Agritourism in Michigan is a growing segment of the state’s $91.4 billion food and agriculture industry — tourists and locals alike come to experience one-of-a-kind cider mills, creameries, vineyards, farmers markets and, of course, pumpkin patches and Christmas tree farms.
Not only do the farmers involved in agritourism care for the land and grow a crop, raise animals or make a product, but they also invite the public to their farms and do much of their own marketing.
The more than 270 agritourism destinations across the state and Michigan’s beautiful natural resources complement each other and draw tourists into the state, says Mike Beck, president and co-owner of Uncle John’s Cider Mill in St. Johns.
“A lot of times, these people are experiencing everything at once with their trip up North, and it all works together,” he says. “We all play off each other a little bit, and work as a group. In the fall, going to farms and cider mills is very popular. I’ll be out in the parking lot, and I’ll see license plates from Ontario, Illinois, Indiana and Ohio — there are people who come pretty far distances.”
Michigan’s apple growers, including farms like Uncle John’s, bring in more than $700 million to the state annually, and the state is ranked No. 3 in the nation for apple production and No. 1 for cider mills.

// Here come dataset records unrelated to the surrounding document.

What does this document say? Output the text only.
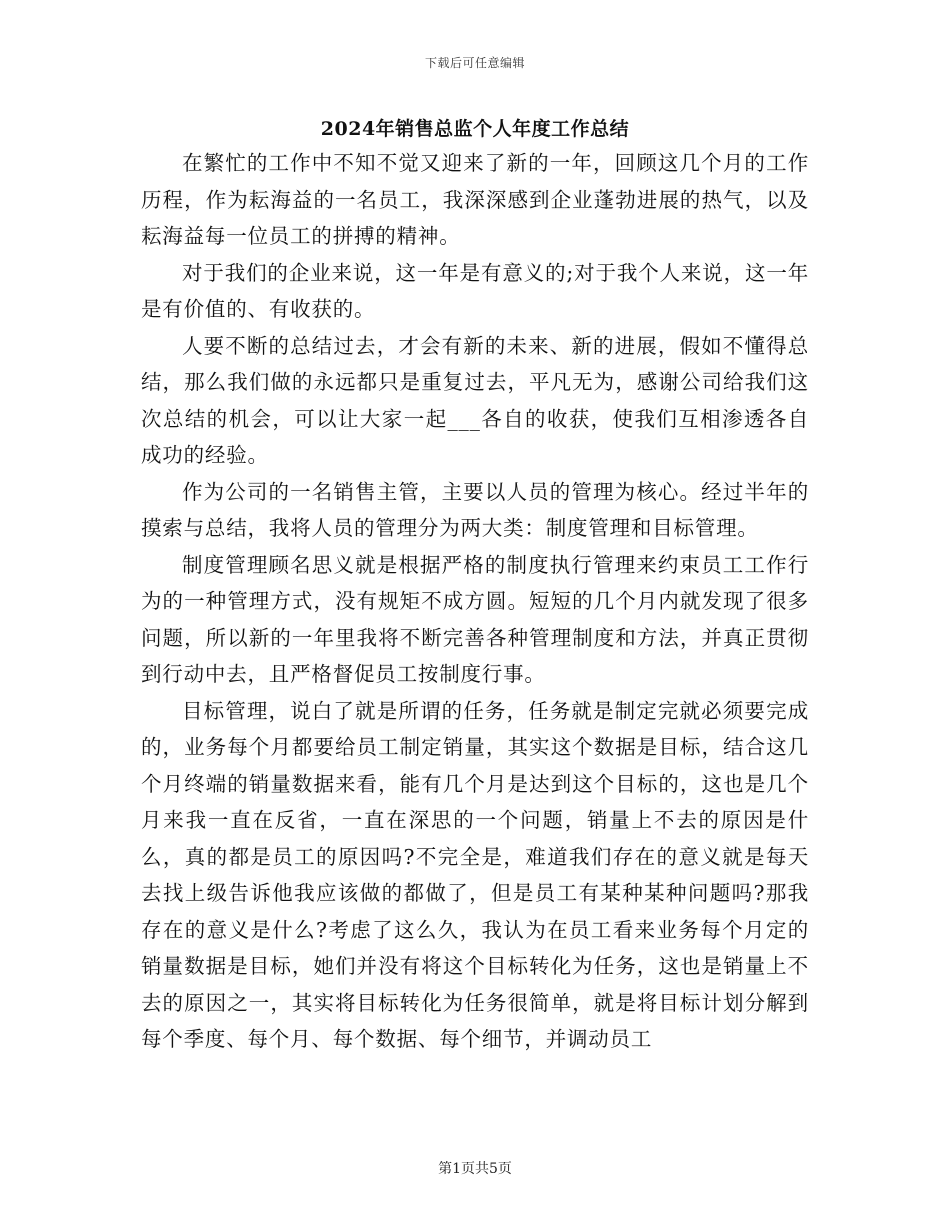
下载后可任意编辑
2024年销售总监个人年度工作总结

在繁忙的工作中不知不觉又迎来了新的一年，回顾这几个月的工作历程，作为耘海益的一名员工，我深深感到企业蓬勃进展的热气，以及耘海益每一位员工的拼搏的精神。

对于我们的企业来说，这一年是有意义的;对于我个人来说，这一年是有价值的、有收获的。

人要不断的总结过去，才会有新的未来、新的进展，假如不懂得总结，那么我们做的永远都只是重复过去，平凡无为，感谢公司给我们这次总结的机会，可以让大家一起___各自的收获，使我们互相渗透各自成功的经验。

作为公司的一名销售主管，主要以人员的管理为核心。经过半年的摸索与总结，我将人员的管理分为两大类：制度管理和目标管理。

制度管理顾名思义就是根据严格的制度执行管理来约束员工工作行为的一种管理方式，没有规矩不成方圆。短短的几个月内就发现了很多问题，所以新的一年里我将不断完善各种管理制度和方法，并真正贯彻到行动中去，且严格督促员工按制度行事。

目标管理，说白了就是所谓的任务，任务就是制定完就必须要完成的，业务每个月都要给员工制定销量，其实这个数据是目标，结合这几个月终端的销量数据来看，能有几个月是达到这个目标的，这也是几个月来我一直在反省，一直在深思的一个问题，销量上不去的原因是什么，真的都是员工的原因吗?不完全是，难道我们存在的意义就是每天去找上级告诉他我应该做的都做了，但是员工有某种某种问题吗?那我存在的意义是什么?考虑了这么久，我认为在员工看来业务每个月定的销量数据是目标，她们并没有将这个目标转化为任务，这也是销量上不去的原因之一，其实将目标转化为任务很简单，就是将目标计划分解到每个季度、每个月、每个数据、每个细节，并调动员工

第1页共5页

Uncle John’s, a fifth-generation family-owned farm, is one of many cider mills in Michigan, but it is also a fruit and vegetable farm offering apples, cherries, blueberries, asparagus, sweet corn, strawberries, pumpkins, gourds, squash and Christmas trees.
Beck says his parents, John and Carolyn Beck, began offering apple cider and doughnuts alongside the vegetables in the 1970s. Diversifying the farm has been the key to its lasting success.
“We do a lot of stuff here,” Beck says. “We’re one of the few that still has an orchard. We also have train and wagon rides, a corn maze, wine tastings, a gift shop, a bakery, cider, doughnuts, caramel apples and a nature trail.”
Similarly, the variety found at the Flint Farmers Market in Flint attracts a diverse group of locals and sometimes even brings in tourists, although the market doesn’t particularly focus on being an agritourism destination, says manager Dick Ramsdell.
“We really do not market ourselves as a tourist destination — we are what we are,” Ramsdell says. “But if people are looking for a nice market with an old market feel, they’ll find it here. It’s a place that welcomes everybody.”
The Flint Farmers Market, which is open year-round and features vendors selling produce as well as wine, cheese, meat and bread is housed in a building that was constructed in the 1940s as a market giving it a vintage, authentic feel, Ramsdell says.
Ramsdell says it has the feel, smell and looks of what you would expect from an old market.
The market has become a gathering place, providing a venue for concerts and community events in a town that has been deeply affected by the recession and the crisis in the automotive industry.
“In a town like Flint that has had such an emotional 10 years, it’s been great to have a market that has revitalized itself in that time,” he says. “It’s become a community center for everybody.”
And when locals and tourists alike are looking for a place to enjoy fresh apple cider, take home locally grown vegetables, make their way through a corn maze or taste wine made from Michigan grapes, they can find what the state has to offer on MichiganFarmFun.com, a free resource offered by the Michigan Agri-tourism Association.